While the stock market rose on the initial discussions of a debt ceiling extension, there’s still a lot to be determined. A temporary extension would buy some time, but the possibility of a default would linger over the markets. Moreover, the government remains in a partial shutdown, which has likely already subtracted 0.3 to 0.4 percentage points from 3Q13 GDP growth. Add this to the 1.5 percentage points already subtracted from GDP growth this year due to the payroll tax increase and sequester cuts – you’re talking about the government taking away about half of the growth that might have occurred otherwise (that is, GDP growth this year would likely have been in the 3.5% to 4.0% range if not for tighter fiscal policy). The well-intentioned, but thoroughly misguided, focus on near-term deficit reduction has been a terrible mistake.

Janet Yellen will be responsible for the Fed’s transition to more normal policy. That’s expected to take years. In the meantime, she and other monetary policymakers will have to gauge the impact of what’s happening in Washington. The Fed has some ability to offset tighter fiscal policy, but it can’t counter all of it. That makes it more difficult for the Fed to begin reducing the pace of asset purchases.

Many market participants view Janet Yellen as “a dove” – that is, as being soft on inflation. However, as a Fed governor and former president of the San Francisco Fed, she voted 20 times to raise short-term interest rates and never dissented. She is a proponent of an “optimal control” approach to monetary policy. That means when faced with significant headwinds, the Fed should stick to a long-term optimal path even if policy is less than optimal at any particular point. In the current context, short-term interest rates would be kept exceptionally low for a longer period, even at the risk of inflation exceeding the Fed’s 2% target for a short period. This policy would still be consistent with a 2% target over the long term. Is that “dovish?” Not really. Moreover, this thinking is already in place at the Fed.

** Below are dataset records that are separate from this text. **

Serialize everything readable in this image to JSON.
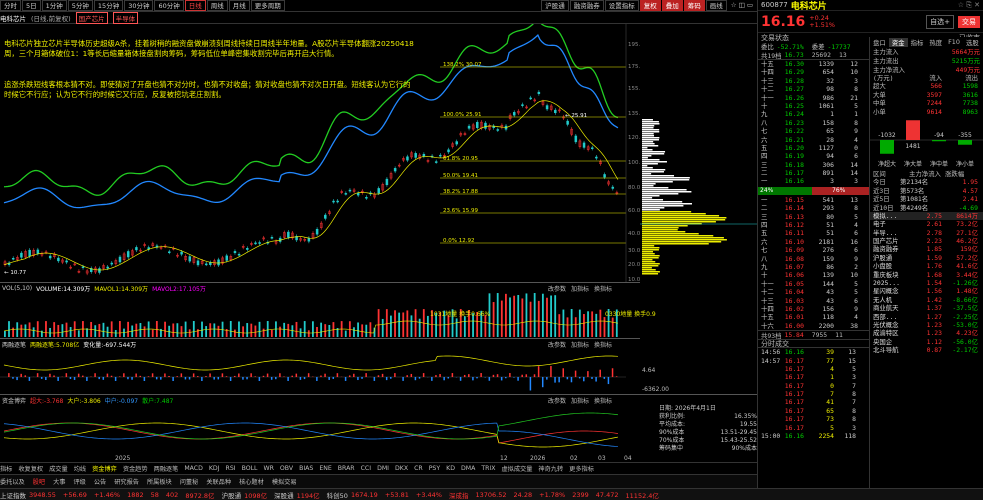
{
  "toolbar": {
    "items": [
      {
        "label": "分时",
        "on": false
      },
      {
        "label": "5日",
        "on": false
      },
      {
        "label": "1分钟",
        "on": false
      },
      {
        "label": "5分钟",
        "on": false
      },
      {
        "label": "15分钟",
        "on": false
      },
      {
        "label": "30分钟",
        "on": false
      },
      {
        "label": "60分钟",
        "on": false
      },
      {
        "label": "日线",
        "on": true
      },
      {
        "label": "周线",
        "on": false
      },
      {
        "label": "月线",
        "on": false
      },
      {
        "label": "更多周期",
        "on": false
      }
    ],
    "right": [
      "沪股通",
      "融资融券",
      "设置指标"
    ],
    "right2": [
      "复权",
      "叠加",
      "筹码"
    ],
    "btn": "画线",
    "icons": "☆ ◫ ▭"
  },
  "header": {
    "name": "电科芯片",
    "tags": [
      "(日线,前复权)",
      "国产芯片",
      "半导体"
    ]
  },
  "chart": {
    "annotation1": "电科芯片独立芯片半导体历史超级A杀，挂着树稍的融资盘做崩溃刻周线持续日周线半年地量。A股芯片半导体翻涨20250418周，三个月箱体破位1：1等长后缩量箱体接盘割肉筹码，筹码低位单峰密集收割完毕后再开启大行情。",
    "annotation2": "追涨杀跌短线客根本猜不对。即使猜对了开盘也猜不对分时，也猜不对收盘；猜对收盘也猜不对次日开盘。短线客认为它行的时候它不行应；认为它不行的时候它又行应，反复被挖坑老庄割割。",
    "fib": [
      "138.2% 30.07",
      "100.0% 25.91",
      "61.8% 20.95",
      "50.0% 19.41",
      "38.2% 17.88",
      "23.6% 15.99",
      "0.0% 12.92"
    ],
    "peak": "25.91",
    "low": "10.77",
    "yticks": [
      "195.00",
      "175.00",
      "155.00",
      "135.00",
      "120.00",
      "100.00",
      "80.00",
      "60.00",
      "40.00",
      "30.00",
      "20.00",
      "10.00"
    ]
  },
  "panels": {
    "vol": {
      "label": "VOL(5,10)",
      "v1": "VOLUME:14.309万",
      "v2": "MAVOL1:14.309万",
      "v3": "MAVOL2:17.105万",
      "note1": "1031地量 换手0.66%",
      "note2": "0330地量 换手0.9",
      "btns": [
        "改参数",
        "加指标",
        "换指标"
      ],
      "y": "2"
    },
    "rong": {
      "label": "两融逐笔",
      "v1": "两融逐笔:5.708亿",
      "v2": "变化量:-697.544万",
      "y1": "4.64",
      "y2": "-6362.00",
      "btns": [
        "改参数",
        "加指标",
        "换指标"
      ]
    },
    "fund": {
      "label": "资金博弈",
      "v1": "超大:-3.768",
      "v2": "大户:-3.806",
      "v3": "中户:-0.097",
      "v4": "散户:7.487",
      "btns": [
        "改参数",
        "加指标",
        "换指标"
      ]
    }
  },
  "infobox": {
    "date": "日期: 2026年4月1日",
    "l1": "获利比例:",
    "v1": "16.35%",
    "l2": "平均成本:",
    "v2": "19.55",
    "l3": "90%成本",
    "v3": "13.51-29.45",
    "l4": "70%成本",
    "v4": "15.43-25.52",
    "l5": "筹码集中",
    "v5": "90%成本"
  },
  "indicator_tabs": [
    "指标",
    "收复复权",
    "成交量",
    "均线",
    "资金博弈",
    "资金趋势",
    "两融逐笔",
    "MACD",
    "KDJ",
    "RSI",
    "BOLL",
    "WR",
    "OBV",
    "BIAS",
    "ENE",
    "BRAR",
    "CCI",
    "DMI",
    "DKX",
    "CR",
    "PSY",
    "KD",
    "DMA",
    "TRIX",
    "虚拟成交量",
    "神奇九转",
    "更多指标"
  ],
  "xaxis": [
    "2025",
    "2026",
    "12",
    "02",
    "03",
    "04"
  ],
  "ticker": [
    {
      "a": "深成指",
      "b": "13706.52",
      "c": "24.28",
      "d": "+1.78%"
    },
    {
      "a": "",
      "b": "2399",
      "c": "47.472",
      "d": ""
    },
    {
      "a": "",
      "b": "11152.4亿",
      "c": "",
      "d": ""
    }
  ],
  "bottombar": [
    {
      "t": "上证指数",
      "v": "3948.55"
    },
    {
      "t": "",
      "v": "+56.69"
    },
    {
      "t": "",
      "v": "+1.46%"
    },
    {
      "t": "",
      "v": "1882"
    },
    {
      "t": "",
      "v": "58"
    },
    {
      "t": "",
      "v": "402"
    },
    {
      "t": "",
      "v": "8972.8亿"
    },
    {
      "t": "沪股通",
      "v": "1098亿"
    },
    {
      "t": "深股通",
      "v": "1194亿"
    },
    {
      "t": "科创50",
      "v": "1674.19"
    },
    {
      "t": "",
      "v": "+53.81"
    },
    {
      "t": "",
      "v": "+3.44%"
    }
  ],
  "tabs_bottom": [
    "委托以及",
    "股吧",
    "大事",
    "评级",
    "公告",
    "研究报告",
    "所属板块",
    "问董秘",
    "关联品种",
    "核心题材",
    "模拟交易"
  ],
  "side": {
    "code": "600877",
    "name": "电科芯片",
    "price": "16.16",
    "chg": "+0.24",
    "pct": "+1.51%",
    "btn1": "自选+",
    "btn2": "交易",
    "status": "交易状态",
    "status2": "已收市",
    "weibi": "委比",
    "weibi_v": "-52.71%",
    "weicha": "委差",
    "weicha_v": "-17737",
    "gong": "共19档",
    "gong_v": "16.73",
    "gong_n": "25692",
    "gong_b": "13",
    "tabs": [
      "盘口",
      "资金",
      "指标",
      "热度",
      "F10",
      "选股"
    ],
    "sells": [
      [
        "十五",
        "16.30",
        "1339",
        "12"
      ],
      [
        "十四",
        "16.29",
        "654",
        "10"
      ],
      [
        "十三",
        "16.28",
        "32",
        "3"
      ],
      [
        "十二",
        "16.27",
        "98",
        "8"
      ],
      [
        "十一",
        "16.26",
        "986",
        "21"
      ],
      [
        "十",
        "16.25",
        "1061",
        "5"
      ],
      [
        "九",
        "16.24",
        "1",
        "1"
      ],
      [
        "八",
        "16.23",
        "158",
        "8"
      ],
      [
        "七",
        "16.22",
        "65",
        "9"
      ],
      [
        "六",
        "16.21",
        "28",
        "4"
      ],
      [
        "五",
        "16.20",
        "1127",
        "0"
      ],
      [
        "四",
        "16.19",
        "94",
        "6"
      ],
      [
        "三",
        "16.18",
        "306",
        "14"
      ],
      [
        "二",
        "16.17",
        "891",
        "14"
      ],
      [
        "一",
        "16.16",
        "3",
        "3"
      ]
    ],
    "ratio_l": "24%",
    "ratio_r": "76%",
    "buys": [
      [
        "一",
        "16.15",
        "541",
        "13"
      ],
      [
        "二",
        "16.14",
        "293",
        "8"
      ],
      [
        "三",
        "16.13",
        "80",
        "5"
      ],
      [
        "四",
        "16.12",
        "51",
        "4"
      ],
      [
        "五",
        "16.11",
        "51",
        "6"
      ],
      [
        "六",
        "16.10",
        "2181",
        "16"
      ],
      [
        "七",
        "16.09",
        "276",
        "6"
      ],
      [
        "八",
        "16.08",
        "159",
        "9"
      ],
      [
        "九",
        "16.07",
        "86",
        "2"
      ],
      [
        "十",
        "16.06",
        "139",
        "10"
      ],
      [
        "十一",
        "16.05",
        "144",
        "5"
      ],
      [
        "十二",
        "16.04",
        "43",
        "5"
      ],
      [
        "十三",
        "16.03",
        "43",
        "6"
      ],
      [
        "十四",
        "16.02",
        "156",
        "9"
      ],
      [
        "十五",
        "16.01",
        "118",
        "4"
      ],
      [
        "十六",
        "16.00",
        "2200",
        "38"
      ]
    ],
    "gong2": "共93档",
    "gong2_v": "15.84",
    "gong2_n": "7955",
    "gong2_b": "11",
    "flow": {
      "l1": "主力流入",
      "v1": "5664万元",
      "l2": "主力流出",
      "v2": "5215万元",
      "l3": "主力净流入",
      "v3": "449万元"
    },
    "flowtbl": {
      "h": [
        "(万元)",
        "流入",
        "流出"
      ],
      "rows": [
        [
          "超大",
          "566",
          "1598"
        ],
        [
          "大单",
          "3597",
          "3616"
        ],
        [
          "中单",
          "7244",
          "7738"
        ],
        [
          "小单",
          "9614",
          "8963"
        ]
      ]
    },
    "bars": [
      "-1032",
      "1481",
      "-94",
      "-355"
    ],
    "bar_values": [
      -1032,
      1481,
      -94,
      -355
    ],
    "bar_labels": [
      "净超大",
      "净大单",
      "净中单",
      "净小单"
    ],
    "cal": {
      "h": [
        "区间",
        "主力净流入",
        "涨跌幅"
      ],
      "rows": [
        [
          "今日",
          "1.95"
        ],
        [
          "近3日",
          "4.57"
        ],
        [
          "近5日",
          "2.41"
        ],
        [
          "近10日",
          "-4.69"
        ]
      ],
      "v": [
        "第2134名",
        "第573名",
        "第1081名",
        "第4249名"
      ]
    },
    "sector": [
      [
        "模拟...",
        "2.75",
        "8614万"
      ],
      [
        "电子",
        "2.61",
        "73.2亿"
      ],
      [
        "半导...",
        "2.78",
        "27.1亿"
      ],
      [
        "国产芯片",
        "2.23",
        "46.2亿"
      ],
      [
        "融资融券",
        "1.85",
        "159亿"
      ],
      [
        "沪股通",
        "1.59",
        "57.2亿"
      ],
      [
        "小盘股",
        "1.76",
        "41.6亿"
      ],
      [
        "重庆板块",
        "1.68",
        "3.44亿"
      ],
      [
        "2025...",
        "1.54",
        "-1.26亿"
      ],
      [
        "星闪概念",
        "1.56",
        "1.48亿"
      ],
      [
        "无人机",
        "1.42",
        "-8.66亿"
      ],
      [
        "商业航天",
        "1.37",
        "-37.5亿"
      ],
      [
        "西部...",
        "1.27",
        "-2.25亿"
      ],
      [
        "光伏概念",
        "1.23",
        "-53.0亿"
      ],
      [
        "成渝特区",
        "1.23",
        "4.23亿"
      ],
      [
        "央国企",
        "1.12",
        "-56.0亿"
      ],
      [
        "北斗导航",
        "0.87",
        "-2.17亿"
      ]
    ],
    "fenshi": "分时成交",
    "trades": [
      [
        "14:56",
        "16.16",
        "39",
        "13"
      ],
      [
        "14:57",
        "16.17",
        "77",
        "15"
      ],
      [
        "",
        "16.17",
        "4",
        "5"
      ],
      [
        "",
        "16.17",
        "1",
        "3"
      ],
      [
        "",
        "16.17",
        "0",
        "7"
      ],
      [
        "",
        "16.17",
        "7",
        "8"
      ],
      [
        "",
        "16.17",
        "41",
        "7"
      ],
      [
        "",
        "16.17",
        "65",
        "8"
      ],
      [
        "",
        "16.17",
        "73",
        "8"
      ],
      [
        "",
        "16.17",
        "5",
        "3"
      ],
      [
        "15:00",
        "16.16",
        "2254",
        "118"
      ]
    ]
  }
}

In public speeches and in her remarks on accepting Obama’s nomination, Yellen has emphasized the need for further improvement in the labor market: “the mandate of the Federal Reserve is to serve all of the American people, and too many Americans still can’t find a job and worry how they will pay their bills and provide for their families.” She noted that the Fed “ can ensure that inflation remains in check” and “can and must safeguard the financial system.”

As Fed Chair, Yellen will face the extraordinary task of normalizing monetary policy. She and others at the Fed are confident that the tools are in place to achieve that. She will also likely face a further near-term drag on the economy coming from Washington. We can wish her luck, but she won’t need it.